К счастью, мы добрались уже до площадки второго этажа. Господи Иисусе, мы отплевываемся, вытираем рубашками лица цвета вареной конины; задыхающийся от насморка Сепи хочет закурить, но дядюшка Йожи вытряхивает на первый этаж все его сигареты: — Потом, когда управимся, — отдуваясь, говорит он. — У тебя что, такие большие легкие?
Приземистый крепыш Пали опирается о перила, плюет поверх сейфа на стену.
— В бога душу мать…
Долговязый беспрестанно протирает очки; рассматривает их на свет, дышит на них, он так бы и не проронил ни слова, если б я не спросил:
— Трудно, а?..
Он кивает.
— Еще бы…
Мы снова берем сейф в оборот. Теперь плохо еще и то, что площадка выстлана линолеумом, и мы оскальзываемся на нем как на льду. С превеликими мучениями добираемся до первой ступеньки лестницы третьего этажа. Конечно, пятьдесят пенгё за такой труд — это очень мало. Сейчас бы отдохнуть как следует или пойти за подмогой. Один этаж — ерунда. Но на третьем все приобретает двойную тяжесть. Однако идти на попятный уже не приходится, раз взялись восьмером. Никто из нас не раскрывает рта. Так уж заведено у мужчин: тащить, если даже мочи нет… Мы должны втащить сейф наверх.
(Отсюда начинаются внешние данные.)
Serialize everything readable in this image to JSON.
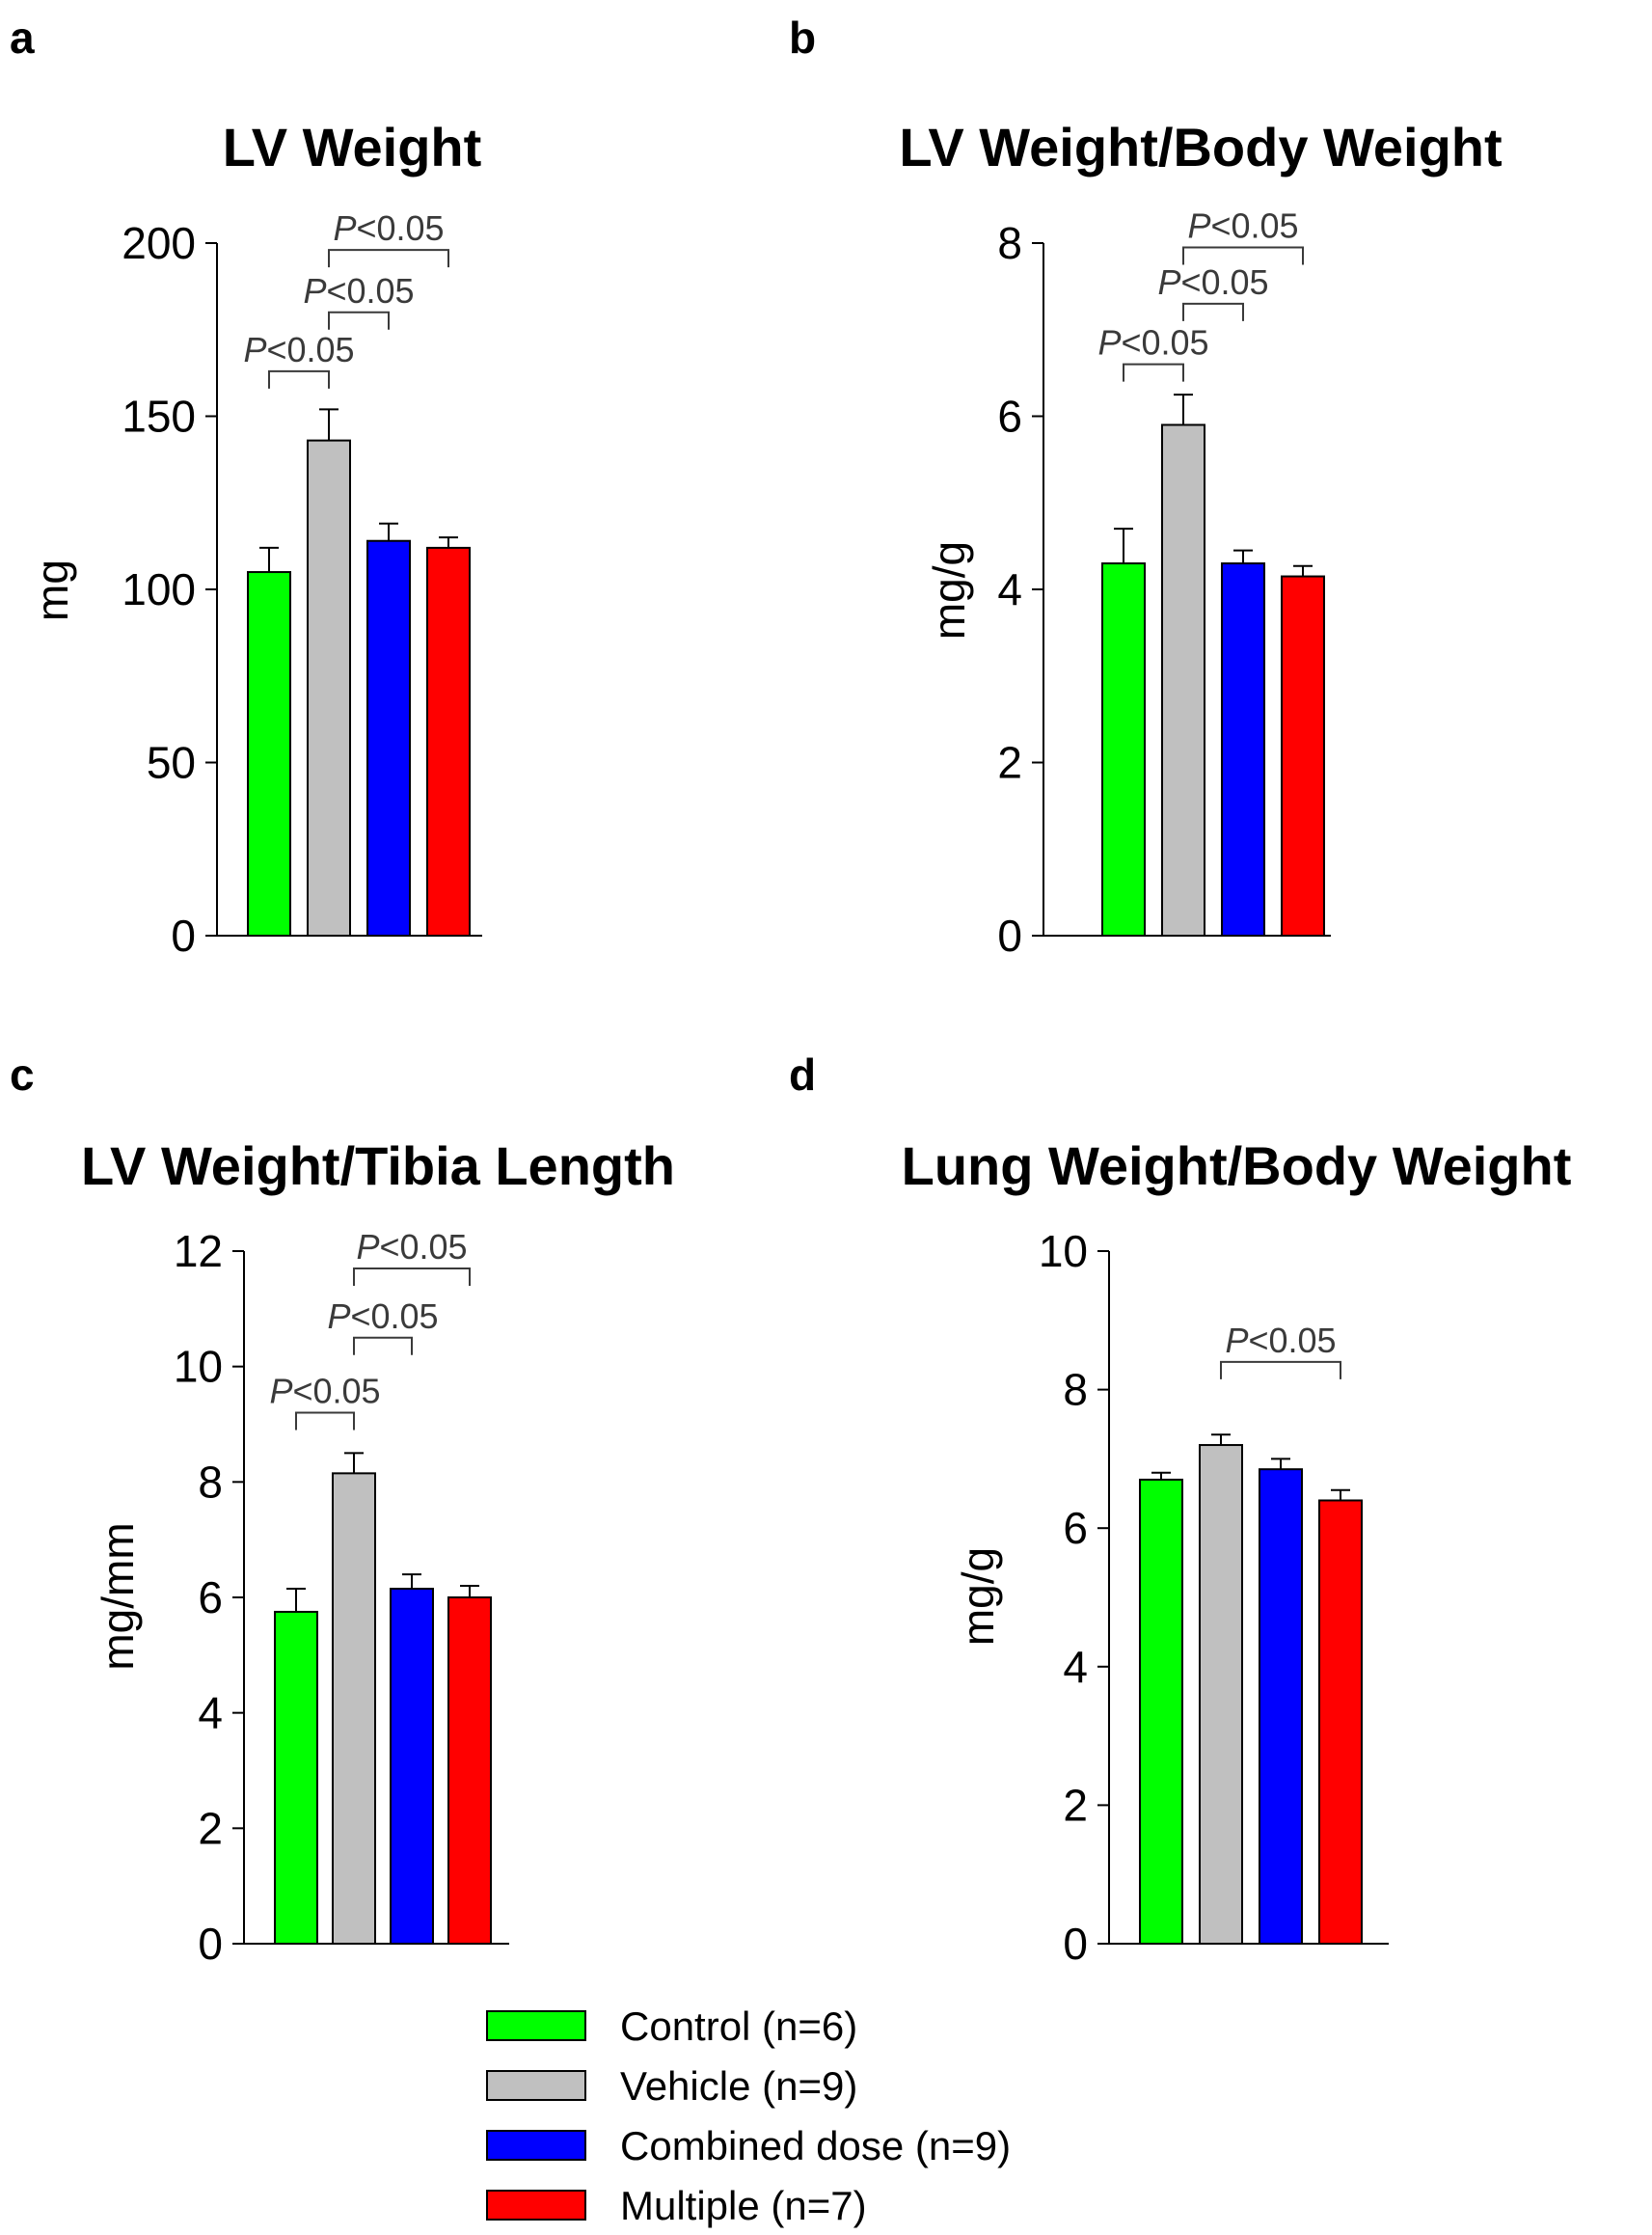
{
  "groups": [
    {
      "name": "Control (n=6)",
      "color": "#00ff00"
    },
    {
      "name": "Vehicle (n=9)",
      "color": "#c0c0c0"
    },
    {
      "name": "Combined dose (n=9)",
      "color": "#0000ff"
    },
    {
      "name": "Multiple (n=7)",
      "color": "#ff0000"
    }
  ],
  "chart_data": [
    {
      "type": "bar",
      "panel": "a",
      "title": "LV Weight",
      "ylabel": "mg",
      "categories": [
        "Control (n=6)",
        "Vehicle (n=9)",
        "Combined dose (n=9)",
        "Multiple (n=7)"
      ],
      "values": [
        105,
        143,
        114,
        112
      ],
      "errors": [
        7,
        9,
        5,
        3
      ],
      "ylim": [
        0,
        200
      ],
      "yticks": [
        0,
        50,
        100,
        150,
        200
      ],
      "ytick_labels": [
        "0",
        "50",
        "100",
        "150",
        "200"
      ],
      "significance": [
        {
          "from": 0,
          "to": 1,
          "y": 163,
          "label_italic": "P",
          "label_rest": "<0.05"
        },
        {
          "from": 1,
          "to": 2,
          "y": 180,
          "label_italic": "P",
          "label_rest": "<0.05"
        },
        {
          "from": 1,
          "to": 3,
          "y": 198,
          "label_italic": "P",
          "label_rest": "<0.05"
        }
      ]
    },
    {
      "type": "bar",
      "panel": "b",
      "title": "LV Weight/Body Weight",
      "ylabel": "mg/g",
      "categories": [
        "Control (n=6)",
        "Vehicle (n=9)",
        "Combined dose (n=9)",
        "Multiple (n=7)"
      ],
      "values": [
        4.3,
        5.9,
        4.3,
        4.15
      ],
      "errors": [
        0.4,
        0.35,
        0.15,
        0.12
      ],
      "ylim": [
        0,
        8
      ],
      "yticks": [
        0,
        2,
        4,
        6,
        8
      ],
      "ytick_labels": [
        "0",
        "2",
        "4",
        "6",
        "8"
      ],
      "significance": [
        {
          "from": 0,
          "to": 1,
          "y": 6.6,
          "label_italic": "P",
          "label_rest": "<0.05"
        },
        {
          "from": 1,
          "to": 2,
          "y": 7.3,
          "label_italic": "P",
          "label_rest": "<0.05"
        },
        {
          "from": 1,
          "to": 3,
          "y": 7.95,
          "label_italic": "P",
          "label_rest": "<0.05"
        }
      ]
    },
    {
      "type": "bar",
      "panel": "c",
      "title": "LV Weight/Tibia Length",
      "ylabel": "mg/mm",
      "categories": [
        "Control (n=6)",
        "Vehicle (n=9)",
        "Combined dose (n=9)",
        "Multiple (n=7)"
      ],
      "values": [
        5.75,
        8.15,
        6.15,
        6.0
      ],
      "errors": [
        0.4,
        0.35,
        0.25,
        0.2
      ],
      "ylim": [
        0,
        12
      ],
      "yticks": [
        0,
        2,
        4,
        6,
        8,
        10,
        12
      ],
      "ytick_labels": [
        "0",
        "2",
        "4",
        "6",
        "8",
        "10",
        "12"
      ],
      "significance": [
        {
          "from": 0,
          "to": 1,
          "y": 9.2,
          "label_italic": "P",
          "label_rest": "<0.05"
        },
        {
          "from": 1,
          "to": 2,
          "y": 10.5,
          "label_italic": "P",
          "label_rest": "<0.05"
        },
        {
          "from": 1,
          "to": 3,
          "y": 11.7,
          "label_italic": "P",
          "label_rest": "<0.05"
        }
      ]
    },
    {
      "type": "bar",
      "panel": "d",
      "title": "Lung Weight/Body Weight",
      "ylabel": "mg/g",
      "categories": [
        "Control (n=6)",
        "Vehicle (n=9)",
        "Combined dose (n=9)",
        "Multiple (n=7)"
      ],
      "values": [
        6.7,
        7.2,
        6.85,
        6.4
      ],
      "errors": [
        0.1,
        0.15,
        0.15,
        0.15
      ],
      "ylim": [
        0,
        10
      ],
      "yticks": [
        0,
        2,
        4,
        6,
        8,
        10
      ],
      "ytick_labels": [
        "0",
        "2",
        "4",
        "6",
        "8",
        "10"
      ],
      "significance": [
        {
          "from": 1,
          "to": 3,
          "y": 8.4,
          "label_italic": "P",
          "label_rest": "<0.05"
        }
      ]
    }
  ]
}
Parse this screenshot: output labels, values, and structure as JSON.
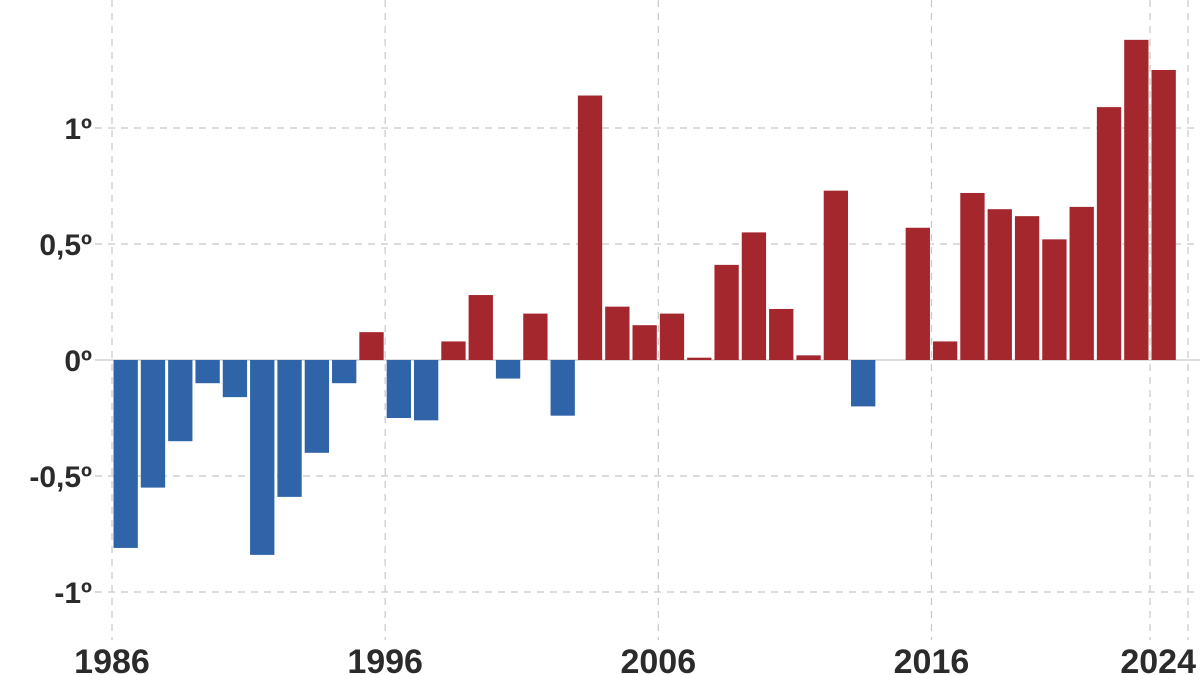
{
  "chart_data": {
    "type": "bar",
    "x_ticks": [
      "1986",
      "1996",
      "2006",
      "2016",
      "2024"
    ],
    "y_ticks": [
      {
        "value": 1,
        "label": "1º"
      },
      {
        "value": 0.5,
        "label": "0,5º"
      },
      {
        "value": 0,
        "label": "0º"
      },
      {
        "value": -0.5,
        "label": "-0,5º"
      },
      {
        "value": -1,
        "label": "-1º"
      }
    ],
    "ylim": [
      -1.1,
      1.55
    ],
    "xlim": [
      1985.5,
      2024.5
    ],
    "grid": true,
    "colors": {
      "positive": "#a4272e",
      "negative": "#2f64a8"
    },
    "series": [
      {
        "x": [
          1986,
          1987,
          1988,
          1989,
          1990,
          1991,
          1992,
          1993,
          1994,
          1995,
          1996,
          1997,
          1998,
          1999,
          2000,
          2001,
          2002,
          2003,
          2004,
          2005,
          2006,
          2007,
          2008,
          2009,
          2010,
          2011,
          2012,
          2013,
          2014,
          2015,
          2016,
          2017,
          2018,
          2019,
          2020,
          2021,
          2022,
          2023,
          2024
        ],
        "values": [
          -0.81,
          -0.55,
          -0.35,
          -0.1,
          -0.16,
          -0.84,
          -0.59,
          -0.4,
          -0.1,
          0.12,
          -0.25,
          -0.26,
          0.08,
          0.28,
          -0.08,
          0.2,
          -0.24,
          1.14,
          0.23,
          0.15,
          0.2,
          0.01,
          0.41,
          0.55,
          0.22,
          0.02,
          0.73,
          -0.2,
          0.0,
          0.57,
          0.08,
          0.72,
          0.65,
          0.62,
          0.52,
          0.66,
          1.09,
          1.38,
          1.25
        ]
      }
    ]
  }
}
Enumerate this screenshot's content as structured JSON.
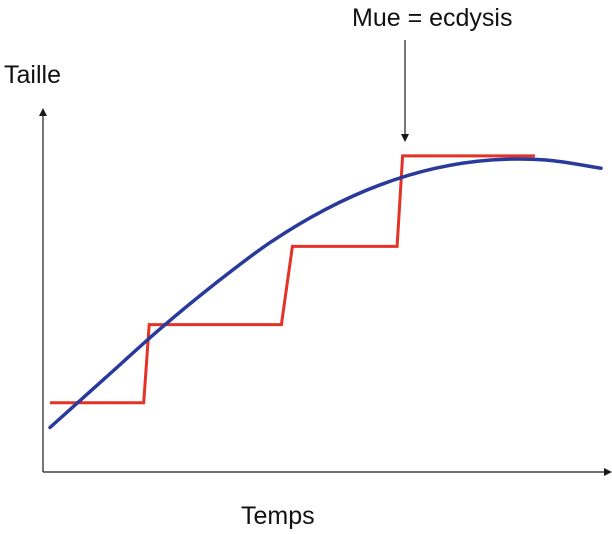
{
  "chart_data": {
    "type": "line",
    "ylabel": "Taille",
    "xlabel": "Temps",
    "annotation": "Mue = ecdysis",
    "grid": false,
    "ticks": false,
    "series": [
      {
        "color": "#e53226",
        "shape": "step",
        "x": [
          0,
          17,
          18,
          42,
          44,
          63,
          64,
          88
        ],
        "y": [
          10,
          10,
          29,
          29,
          48,
          48,
          70,
          70
        ]
      },
      {
        "color": "#2a3a9a",
        "shape": "smooth",
        "x": [
          0,
          10,
          20,
          30,
          40,
          50,
          60,
          70,
          80,
          90,
          100
        ],
        "y": [
          4,
          16,
          28,
          39,
          49,
          57,
          63,
          67,
          69,
          69,
          67
        ]
      }
    ]
  },
  "colors": {
    "axis": "#1a1a1a",
    "text": "#111111"
  }
}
Я так сжился со своей братвой, что знаю наверняка: если мне тяжело, если я сдам, сдадут и они. Вот почему я вконец обалдеваю на повороте лестницы третьего этажа. Тяну, чуть не крича, но на кромке ступенек мои ноги скользят, и я едва нащупываю опору. А сейф как назло ни с места, а потом внезапно сползает на ступеньку.
— Дядюшка Йожи, — хриплю я, отдуваясь, — да держите же.
— Держу! — а сам весь багровый, таким я его еще не видел.
Причиной тому две сквернавки и много вина, выпитого минувшей ночью. Влипли мы.
— Да тяни же! — ревет и Франци.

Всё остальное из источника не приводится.